大夫人回了趟娘家。
荥阳郑氏乃“五姓七望”之一,门第森严。
族中规矩铁面无私,即便是庶女,也只能做正妻,绝无做妾的道理。
娘家人心里跟明镜似的,陆砚洲早早有了童养媳占着正妻之位,郑家女儿又怎会去填那个不明不白的坑?
但大夫人还是从弟弟家带回了一个十四岁的庶女,郑莞尔。
临行前,嫡女郑涵之拉着庶妹郑莞尔的手,语气郑重:“郑家女儿不能做妾,这点你自己要清楚,别破坏了规矩。”
郑莞尔乖巧点头,笑得温婉:“大姐姐放心,莞尔知道。只是家里好生无趣,规矩学也学不完,我随姑姑去陆家玩几天,顺便瞧瞧你们说的那个病秧子表哥,还有他的童养媳。”
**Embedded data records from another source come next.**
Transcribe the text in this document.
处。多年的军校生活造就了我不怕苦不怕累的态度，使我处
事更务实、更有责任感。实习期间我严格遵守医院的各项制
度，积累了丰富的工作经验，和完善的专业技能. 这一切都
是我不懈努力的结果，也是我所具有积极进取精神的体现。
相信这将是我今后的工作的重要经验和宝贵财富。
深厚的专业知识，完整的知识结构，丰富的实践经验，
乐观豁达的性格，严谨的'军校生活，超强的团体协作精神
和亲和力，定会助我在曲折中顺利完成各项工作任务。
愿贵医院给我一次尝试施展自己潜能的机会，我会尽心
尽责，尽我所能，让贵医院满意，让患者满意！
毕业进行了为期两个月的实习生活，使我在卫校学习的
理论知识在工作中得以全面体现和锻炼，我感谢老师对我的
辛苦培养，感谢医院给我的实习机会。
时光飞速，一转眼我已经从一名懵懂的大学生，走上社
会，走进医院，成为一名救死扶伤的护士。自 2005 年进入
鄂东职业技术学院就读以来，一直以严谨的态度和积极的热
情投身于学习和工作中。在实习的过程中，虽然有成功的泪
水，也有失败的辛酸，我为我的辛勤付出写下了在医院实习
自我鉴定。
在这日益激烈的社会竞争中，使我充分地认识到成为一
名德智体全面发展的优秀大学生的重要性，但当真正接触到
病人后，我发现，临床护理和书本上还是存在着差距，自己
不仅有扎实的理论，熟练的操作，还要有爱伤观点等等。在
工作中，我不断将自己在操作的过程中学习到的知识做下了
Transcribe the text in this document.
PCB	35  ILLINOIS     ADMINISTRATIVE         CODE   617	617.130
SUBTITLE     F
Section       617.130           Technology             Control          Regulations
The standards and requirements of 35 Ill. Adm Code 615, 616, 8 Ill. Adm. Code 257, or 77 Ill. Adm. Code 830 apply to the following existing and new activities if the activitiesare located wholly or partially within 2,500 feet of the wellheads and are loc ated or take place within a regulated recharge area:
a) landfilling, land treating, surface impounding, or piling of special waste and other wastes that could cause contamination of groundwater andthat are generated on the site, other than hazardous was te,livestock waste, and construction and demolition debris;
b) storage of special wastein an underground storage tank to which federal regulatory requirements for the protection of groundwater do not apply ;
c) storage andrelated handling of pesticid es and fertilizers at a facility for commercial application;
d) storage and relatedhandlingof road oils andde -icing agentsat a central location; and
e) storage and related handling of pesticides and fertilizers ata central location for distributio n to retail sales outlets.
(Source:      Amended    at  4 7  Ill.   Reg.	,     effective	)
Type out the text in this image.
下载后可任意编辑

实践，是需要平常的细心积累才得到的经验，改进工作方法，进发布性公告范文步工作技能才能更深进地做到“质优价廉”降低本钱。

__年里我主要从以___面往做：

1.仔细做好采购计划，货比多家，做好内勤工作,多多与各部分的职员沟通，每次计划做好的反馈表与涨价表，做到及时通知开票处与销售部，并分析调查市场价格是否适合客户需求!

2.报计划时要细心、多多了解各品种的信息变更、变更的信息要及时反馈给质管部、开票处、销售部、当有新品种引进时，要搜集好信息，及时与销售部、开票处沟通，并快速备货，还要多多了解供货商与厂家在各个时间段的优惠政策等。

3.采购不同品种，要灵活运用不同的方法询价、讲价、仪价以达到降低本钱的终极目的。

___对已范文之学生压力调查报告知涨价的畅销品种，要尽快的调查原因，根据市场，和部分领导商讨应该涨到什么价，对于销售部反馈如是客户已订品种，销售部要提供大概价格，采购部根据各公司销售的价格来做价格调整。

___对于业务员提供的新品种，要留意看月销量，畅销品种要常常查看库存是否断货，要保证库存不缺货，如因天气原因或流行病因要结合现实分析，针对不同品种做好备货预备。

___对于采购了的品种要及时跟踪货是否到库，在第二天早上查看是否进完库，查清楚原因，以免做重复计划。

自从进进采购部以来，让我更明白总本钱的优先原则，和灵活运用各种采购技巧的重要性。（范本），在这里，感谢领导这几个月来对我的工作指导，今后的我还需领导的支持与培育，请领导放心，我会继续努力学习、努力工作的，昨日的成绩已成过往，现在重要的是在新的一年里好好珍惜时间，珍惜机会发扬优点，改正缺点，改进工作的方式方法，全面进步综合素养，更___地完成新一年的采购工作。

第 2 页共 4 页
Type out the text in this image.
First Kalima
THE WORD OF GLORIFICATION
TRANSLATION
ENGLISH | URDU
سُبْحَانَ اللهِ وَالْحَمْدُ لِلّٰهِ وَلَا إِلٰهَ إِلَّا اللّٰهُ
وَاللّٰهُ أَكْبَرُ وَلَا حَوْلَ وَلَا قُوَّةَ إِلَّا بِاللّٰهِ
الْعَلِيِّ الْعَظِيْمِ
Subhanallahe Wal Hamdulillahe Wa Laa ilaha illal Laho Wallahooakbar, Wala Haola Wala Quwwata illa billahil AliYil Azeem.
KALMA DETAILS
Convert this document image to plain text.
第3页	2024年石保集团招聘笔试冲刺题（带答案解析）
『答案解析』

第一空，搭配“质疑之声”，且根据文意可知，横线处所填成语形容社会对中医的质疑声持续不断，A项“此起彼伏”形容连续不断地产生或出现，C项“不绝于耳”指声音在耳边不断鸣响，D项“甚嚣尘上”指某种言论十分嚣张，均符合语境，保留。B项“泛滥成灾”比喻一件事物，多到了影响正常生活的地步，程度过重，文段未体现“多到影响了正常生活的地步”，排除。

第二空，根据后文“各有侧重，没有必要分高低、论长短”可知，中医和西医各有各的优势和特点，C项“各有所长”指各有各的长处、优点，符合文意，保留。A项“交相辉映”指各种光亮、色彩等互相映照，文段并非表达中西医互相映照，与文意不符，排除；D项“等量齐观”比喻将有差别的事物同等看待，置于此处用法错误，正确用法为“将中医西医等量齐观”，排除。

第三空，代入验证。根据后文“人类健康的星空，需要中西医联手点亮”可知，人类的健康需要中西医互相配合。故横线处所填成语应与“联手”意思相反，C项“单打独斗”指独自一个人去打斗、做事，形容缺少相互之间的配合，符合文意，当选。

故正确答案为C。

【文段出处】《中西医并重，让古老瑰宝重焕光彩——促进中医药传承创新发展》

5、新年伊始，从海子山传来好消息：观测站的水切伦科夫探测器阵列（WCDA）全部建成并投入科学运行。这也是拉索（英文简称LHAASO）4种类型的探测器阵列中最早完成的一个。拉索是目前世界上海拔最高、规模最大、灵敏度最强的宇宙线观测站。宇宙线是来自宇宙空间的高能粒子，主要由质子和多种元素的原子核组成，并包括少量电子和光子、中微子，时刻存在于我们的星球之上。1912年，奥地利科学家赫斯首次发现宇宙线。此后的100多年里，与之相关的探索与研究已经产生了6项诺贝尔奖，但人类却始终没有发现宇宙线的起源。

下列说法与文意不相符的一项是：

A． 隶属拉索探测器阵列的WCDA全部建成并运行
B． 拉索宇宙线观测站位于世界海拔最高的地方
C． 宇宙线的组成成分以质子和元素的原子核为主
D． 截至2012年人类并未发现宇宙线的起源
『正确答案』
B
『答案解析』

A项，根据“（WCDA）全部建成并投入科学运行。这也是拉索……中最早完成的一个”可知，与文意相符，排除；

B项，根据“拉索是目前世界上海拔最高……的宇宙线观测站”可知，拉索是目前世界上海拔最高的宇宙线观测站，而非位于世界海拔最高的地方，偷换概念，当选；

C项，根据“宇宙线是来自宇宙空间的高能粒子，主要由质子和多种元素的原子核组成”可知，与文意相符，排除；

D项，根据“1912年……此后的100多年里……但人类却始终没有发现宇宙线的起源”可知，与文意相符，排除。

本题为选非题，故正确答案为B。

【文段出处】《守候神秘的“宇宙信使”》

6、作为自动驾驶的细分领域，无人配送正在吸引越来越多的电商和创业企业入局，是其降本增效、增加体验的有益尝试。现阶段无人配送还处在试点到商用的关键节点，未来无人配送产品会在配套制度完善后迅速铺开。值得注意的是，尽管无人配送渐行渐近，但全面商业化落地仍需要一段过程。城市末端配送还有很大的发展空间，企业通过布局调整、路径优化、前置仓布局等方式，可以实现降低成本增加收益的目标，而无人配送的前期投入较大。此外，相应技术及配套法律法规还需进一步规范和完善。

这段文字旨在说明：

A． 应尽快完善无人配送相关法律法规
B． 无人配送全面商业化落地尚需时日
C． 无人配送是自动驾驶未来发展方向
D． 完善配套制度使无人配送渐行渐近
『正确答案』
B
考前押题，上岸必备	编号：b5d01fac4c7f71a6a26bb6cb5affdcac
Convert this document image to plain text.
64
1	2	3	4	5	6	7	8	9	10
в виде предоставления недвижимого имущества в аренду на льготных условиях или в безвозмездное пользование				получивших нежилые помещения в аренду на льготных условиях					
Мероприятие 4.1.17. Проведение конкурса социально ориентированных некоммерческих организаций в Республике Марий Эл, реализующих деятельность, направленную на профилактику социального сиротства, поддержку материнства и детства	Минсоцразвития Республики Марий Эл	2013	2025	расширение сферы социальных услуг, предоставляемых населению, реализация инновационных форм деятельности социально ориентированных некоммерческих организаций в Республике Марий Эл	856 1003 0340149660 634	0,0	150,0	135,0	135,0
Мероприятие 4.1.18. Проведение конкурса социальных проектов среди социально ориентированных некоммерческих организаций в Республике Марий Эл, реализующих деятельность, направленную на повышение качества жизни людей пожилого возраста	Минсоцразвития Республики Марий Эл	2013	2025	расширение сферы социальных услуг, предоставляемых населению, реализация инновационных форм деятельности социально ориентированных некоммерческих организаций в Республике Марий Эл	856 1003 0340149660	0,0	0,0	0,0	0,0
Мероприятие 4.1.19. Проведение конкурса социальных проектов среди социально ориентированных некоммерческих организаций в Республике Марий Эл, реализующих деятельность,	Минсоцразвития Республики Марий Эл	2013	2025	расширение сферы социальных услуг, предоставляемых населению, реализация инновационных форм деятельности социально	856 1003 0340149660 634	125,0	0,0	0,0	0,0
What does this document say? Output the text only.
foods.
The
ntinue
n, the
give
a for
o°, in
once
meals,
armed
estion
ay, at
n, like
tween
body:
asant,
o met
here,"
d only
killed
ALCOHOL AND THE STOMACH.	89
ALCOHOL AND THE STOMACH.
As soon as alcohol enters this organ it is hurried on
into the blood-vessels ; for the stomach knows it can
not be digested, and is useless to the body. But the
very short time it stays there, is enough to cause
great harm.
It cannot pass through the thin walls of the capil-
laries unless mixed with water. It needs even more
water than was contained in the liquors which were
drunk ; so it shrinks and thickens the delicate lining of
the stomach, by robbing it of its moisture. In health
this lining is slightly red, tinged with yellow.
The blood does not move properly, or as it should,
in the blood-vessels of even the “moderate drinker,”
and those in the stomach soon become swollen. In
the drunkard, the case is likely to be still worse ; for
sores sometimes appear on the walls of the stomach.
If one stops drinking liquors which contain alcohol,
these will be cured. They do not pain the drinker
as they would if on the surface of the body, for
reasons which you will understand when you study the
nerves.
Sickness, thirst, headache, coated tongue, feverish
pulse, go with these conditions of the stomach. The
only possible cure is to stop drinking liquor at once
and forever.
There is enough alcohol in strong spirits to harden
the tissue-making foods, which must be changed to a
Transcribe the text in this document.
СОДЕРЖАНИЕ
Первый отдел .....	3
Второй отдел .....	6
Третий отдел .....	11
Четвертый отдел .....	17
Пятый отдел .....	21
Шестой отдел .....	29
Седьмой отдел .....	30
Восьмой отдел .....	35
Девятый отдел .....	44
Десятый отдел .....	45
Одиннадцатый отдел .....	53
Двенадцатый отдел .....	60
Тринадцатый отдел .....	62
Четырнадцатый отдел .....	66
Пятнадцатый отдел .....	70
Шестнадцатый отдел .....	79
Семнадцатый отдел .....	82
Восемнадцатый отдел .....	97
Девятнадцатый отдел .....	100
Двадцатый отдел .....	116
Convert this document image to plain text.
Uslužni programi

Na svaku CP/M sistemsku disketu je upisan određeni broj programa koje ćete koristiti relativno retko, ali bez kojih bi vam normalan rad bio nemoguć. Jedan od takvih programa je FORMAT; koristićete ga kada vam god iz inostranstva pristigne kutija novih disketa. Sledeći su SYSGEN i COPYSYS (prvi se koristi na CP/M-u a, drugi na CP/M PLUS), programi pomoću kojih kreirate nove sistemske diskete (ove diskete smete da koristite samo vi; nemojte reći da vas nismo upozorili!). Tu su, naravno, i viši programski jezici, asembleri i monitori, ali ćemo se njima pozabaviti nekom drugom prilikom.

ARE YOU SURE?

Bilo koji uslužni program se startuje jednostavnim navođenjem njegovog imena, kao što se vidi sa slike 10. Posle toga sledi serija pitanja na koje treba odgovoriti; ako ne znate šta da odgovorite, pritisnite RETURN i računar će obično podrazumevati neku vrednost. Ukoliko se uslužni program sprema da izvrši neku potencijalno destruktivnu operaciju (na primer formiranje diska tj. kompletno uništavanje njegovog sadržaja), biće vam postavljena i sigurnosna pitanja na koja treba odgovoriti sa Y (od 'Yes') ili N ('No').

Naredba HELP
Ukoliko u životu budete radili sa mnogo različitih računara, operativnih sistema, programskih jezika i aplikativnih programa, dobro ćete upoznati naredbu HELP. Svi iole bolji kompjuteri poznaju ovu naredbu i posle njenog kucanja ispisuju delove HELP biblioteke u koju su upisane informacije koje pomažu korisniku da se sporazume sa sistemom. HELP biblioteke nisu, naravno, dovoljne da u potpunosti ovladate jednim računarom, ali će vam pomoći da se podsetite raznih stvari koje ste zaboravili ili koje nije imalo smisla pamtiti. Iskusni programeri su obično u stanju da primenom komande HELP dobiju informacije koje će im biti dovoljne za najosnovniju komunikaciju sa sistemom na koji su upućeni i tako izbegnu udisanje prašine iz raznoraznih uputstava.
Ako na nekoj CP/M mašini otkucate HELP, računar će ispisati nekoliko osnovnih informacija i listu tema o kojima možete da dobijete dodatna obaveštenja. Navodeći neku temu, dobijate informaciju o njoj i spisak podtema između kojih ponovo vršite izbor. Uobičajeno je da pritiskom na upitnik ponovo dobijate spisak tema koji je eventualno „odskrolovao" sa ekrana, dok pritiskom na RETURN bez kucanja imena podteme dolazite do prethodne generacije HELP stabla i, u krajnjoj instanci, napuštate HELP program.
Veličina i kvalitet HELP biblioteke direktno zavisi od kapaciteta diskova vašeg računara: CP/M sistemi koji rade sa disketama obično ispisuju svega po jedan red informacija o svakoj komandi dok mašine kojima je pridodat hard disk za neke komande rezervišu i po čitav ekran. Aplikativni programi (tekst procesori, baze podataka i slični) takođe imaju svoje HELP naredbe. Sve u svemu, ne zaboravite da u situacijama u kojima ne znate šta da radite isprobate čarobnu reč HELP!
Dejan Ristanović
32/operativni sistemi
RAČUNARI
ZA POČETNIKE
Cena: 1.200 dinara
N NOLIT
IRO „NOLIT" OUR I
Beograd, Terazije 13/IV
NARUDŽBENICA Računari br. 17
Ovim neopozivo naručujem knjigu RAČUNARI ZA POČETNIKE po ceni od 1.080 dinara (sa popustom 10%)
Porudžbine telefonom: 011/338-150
郑涵之叹了口气,苦口婆心地劝:“别学咱们姑姑,好端端去拆散人家。”
“要知道童养媳买去是需要待在夫家一辈子的,若是被取代,她们要么为妾,要么只有死路一条。不要做丧良心的事呀。”
郑莞尔温声应下,眼底却没什么波澜。
穿来这个她完全不认识的朝代已经半月,她早将郑家上下摸了个透。
这具身体的生母是夫人贴身丫鬟,走得早,她养在大夫人名下。
大夫人待她尚可,眼前这个嫡女郑涵之大她两岁,最是守规矩,礼数。
下面还有两个妹妹、一个弟弟,都是大夫人的亲生骨肉。
她不禁感叹,古人这生育能力着实惊人。
她本以为自己要被困在这深宅大院里,直到许人那日才能换个地方。
没想到这个便宜姑姑忽然来寻人,说带几个姐妹去陆家玩。
大伯家的几个女孩都不愿去,她听见能出门透透气,便动了心。
就在嫡母假模假式问谁想去时,她弱弱地站出来,说愿意。
嫡母是真没想到平日不吭声的庶女会主动开口。
最开心的还是大夫人,有个庶女跟着也好,至少没在娘家折了面子。
大夫人当即送了她一套珍珠头面做见面礼,火急火燎地要带人走。
倒是嫡母拦了一句:“我帮孩子整理几身衣裳,再教些去亲戚家做客的礼数,免得过去让亲家笑话。”
大夫人点头应下,说明日派马车来接。
大夫人前脚刚走,嫡母后脚便拉住了郑莞尔:“二丫,你平时那都不去,怎么今日……”
郑莞尔嫡母压低声音,
“记得姑姑家那个表哥也就现在看着好看,身体极差,你万万不要对他存莫须有的心思。”
郑莞尔乖巧点头。
嫡母看着她,叹了口气。
自从上次这孩子从假山上摔下来,就好像变了个人似的。
另一边,张嬷嬷火急火燎去庄子上接了侄女张如花,告诉她机会来了,只要勾引到大少爷,好日子就在后头。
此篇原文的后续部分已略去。